Gene scan saves Turkish boy

27th October 2009

A super-fast reading of the genome of a five-month-old Turkish boy helped identify a critical illness and save his life.


Scientists at the Yale University Medical School, together with doctors in Beirut and Turkey, were able to complete their analysis of his blood in just 10 days.

Writing in the journal Proceedings of the National Academy of Sciences, researchers said they were able to see that he had a mutation on a gene that coded for a gut disease and tell his doctors.

The boy is now recovering following further clincial tests showed he did indeed have the disease.

Yale-based research team coordinator Richard Lifton said the boy's physicians sent a blood sample because they had little idea what was ailing the boy, and suspected a genetic disorder affecting the kidneys.

They were able to use a new method which allowed them to look at all the genes in the genome simultaneously.

Researchers identified a particular gene which had mutations on both copies and which meant that the child could not absorb water or electrolytes through his gastro-intestinal tract.

The condition is known as chongenital chloride diarrhoea, and only affects one in 50,000 people. It is treatable, but can affect the kidneys, bowels and even fertility if it goes undiagnosed.

Scientists then followed up a further 39 patients with a similar diagnosis and found that they too had the same mutation and the same genetic condition.

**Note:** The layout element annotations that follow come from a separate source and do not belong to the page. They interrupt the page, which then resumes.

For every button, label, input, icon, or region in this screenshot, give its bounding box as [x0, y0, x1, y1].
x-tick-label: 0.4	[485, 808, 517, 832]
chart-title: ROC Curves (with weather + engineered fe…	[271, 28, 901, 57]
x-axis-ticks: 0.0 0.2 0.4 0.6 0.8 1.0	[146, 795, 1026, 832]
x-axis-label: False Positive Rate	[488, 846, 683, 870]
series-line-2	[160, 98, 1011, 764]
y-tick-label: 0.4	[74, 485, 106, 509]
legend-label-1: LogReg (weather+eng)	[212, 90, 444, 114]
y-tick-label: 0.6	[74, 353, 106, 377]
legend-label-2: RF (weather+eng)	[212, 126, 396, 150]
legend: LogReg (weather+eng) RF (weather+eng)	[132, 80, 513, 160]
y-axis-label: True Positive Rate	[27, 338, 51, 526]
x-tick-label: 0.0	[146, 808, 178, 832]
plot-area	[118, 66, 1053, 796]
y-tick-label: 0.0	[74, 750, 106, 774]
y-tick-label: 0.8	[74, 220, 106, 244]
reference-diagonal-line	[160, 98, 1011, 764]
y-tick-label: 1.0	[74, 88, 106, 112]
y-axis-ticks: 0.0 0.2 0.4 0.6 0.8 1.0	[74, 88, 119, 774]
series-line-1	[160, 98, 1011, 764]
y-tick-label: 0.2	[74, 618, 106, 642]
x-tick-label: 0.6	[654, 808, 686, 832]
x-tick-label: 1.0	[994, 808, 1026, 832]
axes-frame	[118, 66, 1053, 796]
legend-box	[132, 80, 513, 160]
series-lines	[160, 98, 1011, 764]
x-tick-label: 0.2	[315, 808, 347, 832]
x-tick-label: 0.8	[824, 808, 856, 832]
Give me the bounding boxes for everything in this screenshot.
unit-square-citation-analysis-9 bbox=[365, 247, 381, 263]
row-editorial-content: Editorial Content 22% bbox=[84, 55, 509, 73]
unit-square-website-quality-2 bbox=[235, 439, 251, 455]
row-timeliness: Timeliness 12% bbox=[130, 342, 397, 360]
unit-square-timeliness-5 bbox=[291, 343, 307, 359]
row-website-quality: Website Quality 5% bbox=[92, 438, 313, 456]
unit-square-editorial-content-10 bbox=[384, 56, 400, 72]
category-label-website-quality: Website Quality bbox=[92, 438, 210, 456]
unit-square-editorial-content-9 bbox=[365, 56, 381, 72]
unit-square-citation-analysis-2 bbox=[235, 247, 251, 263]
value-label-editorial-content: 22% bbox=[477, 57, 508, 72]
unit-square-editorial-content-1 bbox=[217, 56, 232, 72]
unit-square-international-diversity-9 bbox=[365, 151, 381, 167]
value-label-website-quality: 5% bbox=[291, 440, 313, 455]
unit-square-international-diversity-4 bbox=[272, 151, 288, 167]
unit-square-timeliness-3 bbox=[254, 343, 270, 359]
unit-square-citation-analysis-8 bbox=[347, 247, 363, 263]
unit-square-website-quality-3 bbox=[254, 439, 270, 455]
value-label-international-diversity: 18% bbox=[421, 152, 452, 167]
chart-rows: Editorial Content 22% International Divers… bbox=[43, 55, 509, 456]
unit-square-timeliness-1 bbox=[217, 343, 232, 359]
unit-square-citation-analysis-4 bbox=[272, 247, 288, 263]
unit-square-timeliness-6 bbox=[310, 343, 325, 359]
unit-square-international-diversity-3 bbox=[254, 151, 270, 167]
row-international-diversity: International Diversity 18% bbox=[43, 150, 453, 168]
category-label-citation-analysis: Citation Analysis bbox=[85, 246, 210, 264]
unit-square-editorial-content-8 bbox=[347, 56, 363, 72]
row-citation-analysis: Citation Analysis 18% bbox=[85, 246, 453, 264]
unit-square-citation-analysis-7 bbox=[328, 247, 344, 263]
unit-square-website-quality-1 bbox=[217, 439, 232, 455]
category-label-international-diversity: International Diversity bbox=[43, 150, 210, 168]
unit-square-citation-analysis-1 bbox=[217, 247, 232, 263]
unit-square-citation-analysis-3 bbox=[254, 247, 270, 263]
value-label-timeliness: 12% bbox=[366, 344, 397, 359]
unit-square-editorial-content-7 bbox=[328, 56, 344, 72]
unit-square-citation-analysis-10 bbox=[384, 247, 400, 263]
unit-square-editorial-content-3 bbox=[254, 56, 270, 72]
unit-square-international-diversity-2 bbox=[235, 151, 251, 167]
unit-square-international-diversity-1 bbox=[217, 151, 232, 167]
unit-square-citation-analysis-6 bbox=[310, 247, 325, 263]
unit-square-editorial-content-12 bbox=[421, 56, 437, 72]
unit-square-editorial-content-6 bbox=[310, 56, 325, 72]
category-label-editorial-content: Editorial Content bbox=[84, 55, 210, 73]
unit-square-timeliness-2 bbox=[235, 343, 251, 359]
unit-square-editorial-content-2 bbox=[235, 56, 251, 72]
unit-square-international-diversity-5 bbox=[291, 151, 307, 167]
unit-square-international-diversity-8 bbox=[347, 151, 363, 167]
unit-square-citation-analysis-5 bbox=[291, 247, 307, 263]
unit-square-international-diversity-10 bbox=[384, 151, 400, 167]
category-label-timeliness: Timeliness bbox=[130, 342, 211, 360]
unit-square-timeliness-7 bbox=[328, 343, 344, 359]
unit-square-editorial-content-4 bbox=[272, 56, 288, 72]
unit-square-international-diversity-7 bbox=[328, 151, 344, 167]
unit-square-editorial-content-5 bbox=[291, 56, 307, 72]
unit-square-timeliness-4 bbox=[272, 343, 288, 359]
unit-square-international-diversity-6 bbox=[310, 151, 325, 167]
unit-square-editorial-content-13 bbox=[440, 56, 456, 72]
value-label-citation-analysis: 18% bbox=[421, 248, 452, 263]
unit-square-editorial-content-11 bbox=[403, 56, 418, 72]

They too are now receiving treatment.

Chris Ponting, Professor of Genomics at the Medical Research Council's Functional Genomics Unit said hailed the results as a turning point in the genetics of disease, as finding DNA changes had previously been a painfully slow task.

He said the new DNA sequencing technologies would pave the way for a flood of newly identified disease genes.

Oxford geneticist Mike McCarthy said that many researchers would focus on the 1% of the genome which codes for proteins, as the Yale-led research team had done.